Regular meetings were held with a variety of stakeholders to review people’s care and plan for their future. This included Integrated Care Boards, social workers, advanced practitioners and commissioners.

Learning, improvement and innovation

Score: 3

To support the location with making improvements and meeting regulation, the provider had employed an external consultancy firm, who had completed their own audits and monitoring, generated actions and supported the development of current systems being used. We observed a number of examples of innovative practice during our on-site visits, many of which have been referenced in other quality statements in this report. These included the building of a bed base with in-built epilepsy sensor, to remove the need for intrusive observations of a person at risk due to epilepsy, and the installation of an indestructible toilet to ensure a person maintained access to a toilet overnight, whilst minimising the risk of damage to themselves, other people and property.

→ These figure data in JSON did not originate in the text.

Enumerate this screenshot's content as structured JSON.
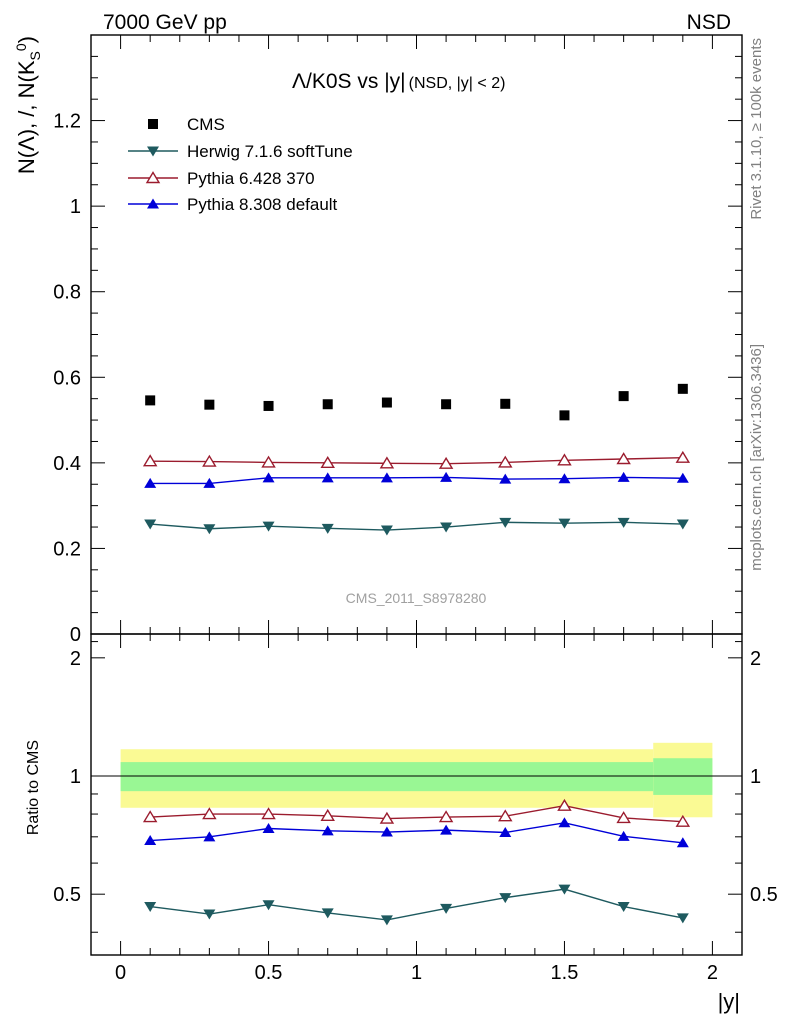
{
  "header": {
    "energy_label": "7000 GeV pp",
    "process_label": "NSD"
  },
  "side_labels": {
    "rivet": "Rivet 3.1.10, ≥ 100k events",
    "mcplots": "mcplots.cern.ch [arXiv:1306.3436]"
  },
  "watermark": "CMS_2011_S8978280",
  "plot_title": {
    "main": "Λ/K0S vs |y|",
    "sub": "(NSD, |y| < 2)"
  },
  "colors": {
    "cms": "#000000",
    "herwig": "#1e5a5f",
    "pythia6": "#9b1c2e",
    "pythia8": "#0000d8",
    "band_inner": "#99f794",
    "band_outer": "#fafa94"
  },
  "chart_data": [
    {
      "type": "scatter",
      "panel": "main",
      "ylabel": "N(Λ), /, N(K_S^0)",
      "xlim": [
        -0.1,
        2.1
      ],
      "ylim": [
        0,
        1.4
      ],
      "yticks": [
        {
          "value": 0,
          "label": "0"
        },
        {
          "value": 0.2,
          "label": "0.2"
        },
        {
          "value": 0.4,
          "label": "0.4"
        },
        {
          "value": 0.6,
          "label": "0.6"
        },
        {
          "value": 0.8,
          "label": "0.8"
        },
        {
          "value": 1.0,
          "label": "1"
        },
        {
          "value": 1.2,
          "label": "1.2"
        }
      ],
      "x": [
        0.1,
        0.3,
        0.5,
        0.7,
        0.9,
        1.1,
        1.3,
        1.5,
        1.7,
        1.9
      ],
      "series": [
        {
          "key": "cms",
          "name": "CMS",
          "marker": "square",
          "line": false,
          "values": [
            0.546,
            0.536,
            0.533,
            0.537,
            0.541,
            0.537,
            0.538,
            0.511,
            0.556,
            0.573
          ]
        },
        {
          "key": "herwig",
          "name": "Herwig 7.1.6 softTune",
          "marker": "triangle-down",
          "line": true,
          "values": [
            0.257,
            0.246,
            0.252,
            0.247,
            0.243,
            0.25,
            0.261,
            0.259,
            0.261,
            0.257
          ]
        },
        {
          "key": "pythia6",
          "name": "Pythia 6.428 370",
          "marker": "triangle-open",
          "line": true,
          "values": [
            0.404,
            0.403,
            0.401,
            0.4,
            0.399,
            0.398,
            0.401,
            0.406,
            0.409,
            0.412
          ]
        },
        {
          "key": "pythia8",
          "name": "Pythia 8.308 default",
          "marker": "triangle-up",
          "line": true,
          "values": [
            0.352,
            0.352,
            0.365,
            0.365,
            0.365,
            0.366,
            0.362,
            0.363,
            0.366,
            0.364
          ]
        }
      ]
    },
    {
      "type": "line",
      "panel": "ratio",
      "xlabel": "|y|",
      "ylabel": "Ratio to CMS",
      "xlim": [
        -0.1,
        2.1
      ],
      "ylim": [
        0.35,
        2.3
      ],
      "xticks": [
        {
          "value": 0,
          "label": "0"
        },
        {
          "value": 0.5,
          "label": "0.5"
        },
        {
          "value": 1,
          "label": "1"
        },
        {
          "value": 1.5,
          "label": "1.5"
        },
        {
          "value": 2,
          "label": "2"
        }
      ],
      "yticks": [
        {
          "value": 0.5,
          "label": "0.5"
        },
        {
          "value": 1,
          "label": "1"
        },
        {
          "value": 2,
          "label": "2"
        }
      ],
      "bands": [
        {
          "x_range": [
            0,
            1.8
          ],
          "inner": [
            0.915,
            1.085
          ],
          "outer": [
            0.83,
            1.17
          ]
        },
        {
          "x_range": [
            1.8,
            2.0
          ],
          "inner": [
            0.895,
            1.11
          ],
          "outer": [
            0.785,
            1.215
          ]
        }
      ],
      "x": [
        0.1,
        0.3,
        0.5,
        0.7,
        0.9,
        1.1,
        1.3,
        1.5,
        1.7,
        1.9
      ],
      "series": [
        {
          "key": "herwig",
          "name": "Herwig 7.1.6 softTune",
          "marker": "triangle-down",
          "values": [
            0.465,
            0.445,
            0.47,
            0.448,
            0.43,
            0.46,
            0.49,
            0.515,
            0.465,
            0.435
          ]
        },
        {
          "key": "pythia6",
          "name": "Pythia 6.428 370",
          "marker": "triangle-open",
          "values": [
            0.786,
            0.8,
            0.8,
            0.792,
            0.779,
            0.786,
            0.79,
            0.84,
            0.782,
            0.765
          ]
        },
        {
          "key": "pythia8",
          "name": "Pythia 8.308 default",
          "marker": "triangle-up",
          "values": [
            0.685,
            0.7,
            0.735,
            0.725,
            0.72,
            0.728,
            0.718,
            0.76,
            0.702,
            0.676
          ]
        }
      ]
    }
  ]
}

The provider had a Service Improvement Plan (SIP), which they used to monitor and record actions taken to address issues noted at the previous CQC inspection and ongoing monitoring by the local authority. We noted the SIP was not currently used to document actions identified through the provider’s internal audit process, which each audit having its own individual action plan. During the assessment, we discussed with the provider the benefit of collating all actions on to one document to help improve oversight. The provider agreed to do this moving forwards.